5-58/1 | 5-58/1 |
2 SEPTEMBER 2010
Dit wetsvoorstel neemt de tekst over van een voorstel dat reeds op 24 maart 2010 in de Senaat werd ingediend (stuk Senaat, nr. 4-1720/1 - 2009/2010).
Thans kunnen personen die verhoord worden zich tijdens dit verhoor niet laten bijstaan door een raadsman. Gelet op de heersende rechtspraak van het Europees Hof voor de rechten van de mens (EHRM) in het bekende Salduz-arrest is dit in strijd met de fundamentele grondrechten. Door de verhoorde de bijstand van een raadsman te ontzeggen worden hem in onze wetgeving rechten ontkend die, gelet op de directe werking van het Europees Verdrag voor de Rechten van de Mens (EVRM) en aldus geïnterpreteerd volgens de rechtspraak van het EHRM, supranationaal wel gelden.
Dit maakt dat de facto de rechter elk verhoor op basis van artikel 6, § 1 juncto artikel 6, § 3, (c) van het EVRM onontvankelijk kan verklaren of dat hij de verklaringen, afgelegd door verhoorde zonder bijstand van een raadsman, als bewijs kan uitsluiten, met grote problemen voor de strafprocedures tot gevolg.
Het recht op bijstand van een advocaat bij het politieverhoor
De verdragsrechtelijke grondslag
Artikel 6 van het EVRM bepaalt :
« § 1. Bij het vaststellen van zijn burgerlijke rechten en verplichtingen of bij het bepalen van de gegrondheid van een tegen hem ingestelde strafvervolging heeft een ieder recht op een eerlijke en openbare behandeling van zijn zaak, binnen een redelijke termijn, door een onafhankelijke en onpartijdige rechterlijke instantie welke bij de wet is ingesteld.
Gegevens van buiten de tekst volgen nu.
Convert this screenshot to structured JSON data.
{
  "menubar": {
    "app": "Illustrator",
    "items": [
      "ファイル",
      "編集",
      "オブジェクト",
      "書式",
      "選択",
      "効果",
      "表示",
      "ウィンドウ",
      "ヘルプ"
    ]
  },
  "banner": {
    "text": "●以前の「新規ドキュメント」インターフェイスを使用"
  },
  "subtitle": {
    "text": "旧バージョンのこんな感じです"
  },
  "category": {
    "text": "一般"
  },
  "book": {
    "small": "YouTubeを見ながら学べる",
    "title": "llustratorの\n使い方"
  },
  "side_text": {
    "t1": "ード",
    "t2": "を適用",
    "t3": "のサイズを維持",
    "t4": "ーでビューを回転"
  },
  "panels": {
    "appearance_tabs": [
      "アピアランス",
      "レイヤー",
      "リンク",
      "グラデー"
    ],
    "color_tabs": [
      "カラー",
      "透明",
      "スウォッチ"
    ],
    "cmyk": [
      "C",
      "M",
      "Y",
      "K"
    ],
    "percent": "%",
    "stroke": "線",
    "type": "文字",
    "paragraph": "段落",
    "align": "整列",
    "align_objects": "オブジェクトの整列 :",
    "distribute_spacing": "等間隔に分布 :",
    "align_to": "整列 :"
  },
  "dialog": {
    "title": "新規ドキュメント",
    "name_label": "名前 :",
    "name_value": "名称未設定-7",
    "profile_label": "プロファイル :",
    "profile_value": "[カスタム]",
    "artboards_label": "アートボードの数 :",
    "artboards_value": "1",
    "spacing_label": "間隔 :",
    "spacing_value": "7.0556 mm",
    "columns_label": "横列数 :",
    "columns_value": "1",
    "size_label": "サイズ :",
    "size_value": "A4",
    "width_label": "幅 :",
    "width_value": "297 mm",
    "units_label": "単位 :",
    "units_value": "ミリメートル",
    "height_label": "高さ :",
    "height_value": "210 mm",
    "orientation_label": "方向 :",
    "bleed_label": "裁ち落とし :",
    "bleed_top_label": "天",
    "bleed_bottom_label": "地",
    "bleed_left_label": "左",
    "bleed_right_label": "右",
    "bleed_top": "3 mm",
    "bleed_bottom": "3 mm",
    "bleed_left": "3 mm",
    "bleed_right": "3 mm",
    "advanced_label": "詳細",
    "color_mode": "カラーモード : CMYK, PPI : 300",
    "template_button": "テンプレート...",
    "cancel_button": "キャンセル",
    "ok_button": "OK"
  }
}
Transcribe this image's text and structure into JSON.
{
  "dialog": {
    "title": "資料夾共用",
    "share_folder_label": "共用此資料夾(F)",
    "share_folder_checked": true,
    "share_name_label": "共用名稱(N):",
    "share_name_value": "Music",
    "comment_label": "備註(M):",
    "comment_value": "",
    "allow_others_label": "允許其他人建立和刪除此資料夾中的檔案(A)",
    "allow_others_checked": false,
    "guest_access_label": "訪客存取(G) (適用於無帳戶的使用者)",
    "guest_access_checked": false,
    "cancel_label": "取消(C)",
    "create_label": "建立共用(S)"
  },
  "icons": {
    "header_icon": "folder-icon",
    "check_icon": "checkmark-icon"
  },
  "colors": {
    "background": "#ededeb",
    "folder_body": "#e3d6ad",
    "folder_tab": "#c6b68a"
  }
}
Het vonnis moet in het openbaar worden gewezen maar de toegang tot de rechtszaal kan aan de pers en het publiek worden ontzegd gedurende het gehele proces of een deel daarvan, in het belang van de goede zeden, van de openbare orde of 's lands veiligheid in een democratische samenleving, wanneer de belangen van minderjarigen of de bescherming van het privéleven van partijen bij het proces dit eisen of, in mate als door de rechter onder bepaalde omstandigheden strikt noodzakelijk wordt geoordeeld, wanneer openbaarmaking de belangen van de rechtspraak zouden schaden.
§ 2. (...)
§ 3. Een ieder, die wegens een strafbaar feit wordt vervolgd, heeft ten minste de volgende rechten :
a) (...)
b) (...)
c) zichzelf te verdedigingen of de bijstand te hebben van een raadsman naar zijn keuze, of, indien hij niet over voldoende middelen beschikt om een raadsman te bekostigen, kosteloos door een toegevoegd advocaat te kunnen worden bijgestaan, indien het belang van de rechtspraak dit eist. »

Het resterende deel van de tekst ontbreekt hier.